Network meta-analysis focused on chemotherapy as the common comparator and currently approved treatments for which high- to moderate-quality evidence of efficacy (as represented by treatment effect on progression-free survival) was available (based on the above results) for: biochemotherapy (with both interferon-alpha and interleukin-2); anti-CTLA4 monoclonal antibodies; anti-PD1 monoclonal antibodies; anti-CTLA4 plus anti-PD1 monoclonal antibodies; BRAF inhibitors; MEK inhibitors, and BRAF plus MEK inhibitors. Analysis (which included 19 RCTs and 7632 participants) generated 21 indirect comparisons.
The best evidence (moderate-quality evidence) for progression-free survival was found for the following indirect comparisons:
• both combinations of immune checkpoint inhibitors (HR 0.30, 95% CI 0.17 to 0.51) and small-molecule targeted drugs (HR 0.17, 95% CI 0.11 to 0.26) probably improved progression-free survival compared to chemotherapy;
• both BRAF inhibitors (HR 0.40, 95% CI 0.23 to 0.68) and combinations of small-molecule targeted drugs (HR 0.22, 95% CI 0.12 to 0.39) were probably associated with better progression-free survival compared to anti-CTLA4 monoclonal antibodies;
• biochemotherapy (HR 2.81, 95% CI 1.76 to 4.51) probably lead to worse progression-free survival compared to BRAF inhibitors;
• the combination of small-molecule targeted drugs probably improved progression-free survival (HR 0.38, 95% CI 0.21 to 0.68) compared to anti-PD1 monoclonal antibodies;
• both biochemotherapy (HR 5.05, 95% CI 3.01 to 8.45) and MEK inhibitors (HR 3.16, 95% CI 1.77 to 5.65) were probably associated with worse progression-free survival compared to the combination of small-molecule targeted drugs; and
• biochemotherapy was probably associated with worse progression-free survival (HR 2.81, 95% CI 1.54 to 5.11) compared to the combination of immune checkpoint inhibitors.

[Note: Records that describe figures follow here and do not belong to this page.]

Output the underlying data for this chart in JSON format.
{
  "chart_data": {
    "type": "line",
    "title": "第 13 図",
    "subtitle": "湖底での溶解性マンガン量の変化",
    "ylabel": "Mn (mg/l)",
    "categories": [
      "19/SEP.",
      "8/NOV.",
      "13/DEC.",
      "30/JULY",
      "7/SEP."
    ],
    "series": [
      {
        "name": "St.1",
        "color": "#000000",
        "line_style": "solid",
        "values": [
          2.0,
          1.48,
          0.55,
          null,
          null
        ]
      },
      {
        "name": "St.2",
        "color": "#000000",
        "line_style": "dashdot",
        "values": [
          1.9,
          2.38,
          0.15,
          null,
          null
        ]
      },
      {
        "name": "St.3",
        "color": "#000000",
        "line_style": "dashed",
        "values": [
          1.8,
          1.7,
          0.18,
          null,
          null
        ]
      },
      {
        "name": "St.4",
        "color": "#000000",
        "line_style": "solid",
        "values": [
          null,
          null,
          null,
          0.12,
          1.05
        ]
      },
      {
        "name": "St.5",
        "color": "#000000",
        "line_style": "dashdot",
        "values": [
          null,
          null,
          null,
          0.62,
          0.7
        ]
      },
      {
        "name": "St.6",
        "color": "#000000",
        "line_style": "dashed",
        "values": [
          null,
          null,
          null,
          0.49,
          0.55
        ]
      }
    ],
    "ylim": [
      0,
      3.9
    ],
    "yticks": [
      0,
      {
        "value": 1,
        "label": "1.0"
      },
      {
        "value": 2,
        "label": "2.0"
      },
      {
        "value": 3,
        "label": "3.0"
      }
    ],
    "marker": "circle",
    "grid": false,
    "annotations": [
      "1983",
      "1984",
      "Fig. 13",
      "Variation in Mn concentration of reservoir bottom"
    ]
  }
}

The best evidence (moderate-quality evidence) for toxicity was found for the following indirect comparisons:
• combination of immune checkpoint inhibitors (RR 3.49, 95% CI 2.12 to 5.77) probably increased toxicity compared to chemotherapy;
• combination of immune checkpoint inhibitors probably increased toxicity (RR 2.50, 95% CI 1.20 to 5.20) compared to BRAF inhibitors;
• the combination of immune checkpoint inhibitors probably increased toxicity (RR 3.83, 95% CI 2.59 to 5.68) compared to anti-PD1 monoclonal antibodies; and
• biochemotherapy was probably associated with lower toxicity (RR 0.41, 95% CI 0.24 to 0.71) compared to the combination of immune checkpoint inhibitors.

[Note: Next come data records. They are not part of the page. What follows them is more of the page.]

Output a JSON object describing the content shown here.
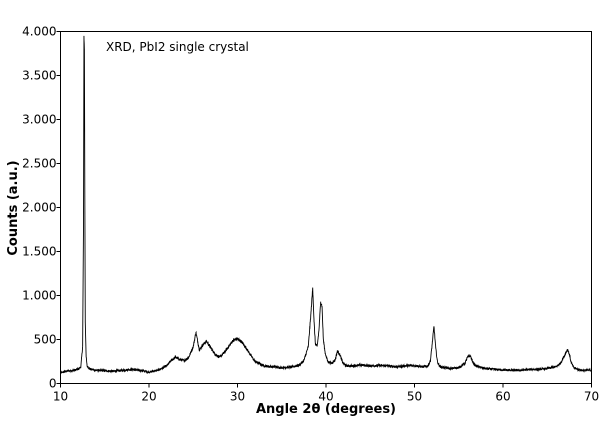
{
  "chart_data": {
    "type": "line",
    "title": "",
    "annotation": "XRD, PbI2 single crystal",
    "xlabel": "Angle 2θ (degrees)",
    "ylabel": "Counts (a.u.)",
    "xlim": [
      10,
      70
    ],
    "ylim": [
      0,
      4000
    ],
    "x_ticks": [
      10,
      20,
      30,
      40,
      50,
      60,
      70
    ],
    "x_tick_labels": [
      "10",
      "20",
      "30",
      "40",
      "50",
      "60",
      "70"
    ],
    "y_ticks": [
      0,
      500,
      1000,
      1500,
      2000,
      2500,
      3000,
      3500,
      4000
    ],
    "y_tick_labels": [
      "0",
      "500",
      "1.000",
      "1.500",
      "2.000",
      "2.500",
      "3.000",
      "3.500",
      "4.000"
    ],
    "grid": false,
    "line_color": "#000000",
    "series": [
      {
        "x": [
          10.0,
          10.5,
          11.0,
          11.5,
          12.0,
          12.3,
          12.5,
          12.6,
          12.65,
          12.7,
          12.75,
          12.8,
          12.9,
          13.0,
          13.2,
          13.5,
          14.0,
          15.0,
          16.0,
          17.0,
          18.0,
          19.0,
          20.0,
          21.0,
          22.0,
          22.5,
          23.0,
          23.5,
          24.0,
          24.5,
          25.0,
          25.3,
          25.5,
          25.7,
          26.0,
          26.5,
          27.0,
          27.5,
          28.0,
          28.5,
          29.0,
          29.5,
          30.0,
          30.5,
          31.0,
          31.5,
          32.0,
          33.0,
          34.0,
          35.0,
          36.0,
          37.0,
          37.5,
          38.0,
          38.3,
          38.5,
          38.65,
          38.8,
          39.0,
          39.2,
          39.4,
          39.55,
          39.7,
          39.9,
          40.2,
          40.6,
          41.0,
          41.3,
          41.6,
          41.8,
          42.0,
          42.4,
          43.0,
          44.0,
          45.0,
          46.0,
          47.0,
          48.0,
          49.0,
          50.0,
          51.0,
          51.5,
          51.8,
          52.0,
          52.2,
          52.4,
          52.6,
          52.9,
          53.5,
          54.0,
          55.0,
          55.7,
          56.0,
          56.3,
          56.5,
          56.8,
          57.2,
          58.0,
          59.0,
          60.0,
          61.0,
          62.0,
          63.0,
          64.0,
          65.0,
          66.0,
          66.5,
          67.0,
          67.3,
          67.5,
          67.7,
          68.0,
          68.5,
          69.0,
          70.0
        ],
        "y": [
          120,
          135,
          145,
          150,
          160,
          190,
          420,
          1800,
          3950,
          3800,
          2100,
          700,
          300,
          200,
          175,
          160,
          150,
          145,
          140,
          150,
          160,
          150,
          130,
          150,
          200,
          260,
          300,
          270,
          260,
          300,
          420,
          580,
          480,
          380,
          430,
          480,
          400,
          330,
          300,
          350,
          420,
          490,
          510,
          470,
          400,
          320,
          250,
          200,
          190,
          180,
          185,
          210,
          260,
          420,
          800,
          1090,
          700,
          450,
          420,
          600,
          930,
          880,
          500,
          350,
          250,
          230,
          260,
          370,
          320,
          260,
          220,
          200,
          200,
          210,
          200,
          205,
          200,
          190,
          200,
          205,
          190,
          200,
          260,
          450,
          650,
          400,
          240,
          190,
          180,
          170,
          180,
          230,
          300,
          320,
          260,
          210,
          190,
          170,
          160,
          155,
          150,
          150,
          160,
          160,
          170,
          190,
          230,
          330,
          390,
          330,
          240,
          180,
          160,
          150,
          150
        ]
      }
    ]
  }
}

Network meta-analysis-based ranking suggested that the combination of BRAF plus MEK inhibitors is the most effective strategy in terms of progression-free survival, whereas anti-PD1 monoclonal antibodies are associated with the lowest toxicity.
Overall, the risk of bias of the included trials can be considered as limited. When considering the 122 trials included in this review and the seven types of bias we assessed, we performed 854 evaluations only seven of which (< 1%) assigned high risk to six trials.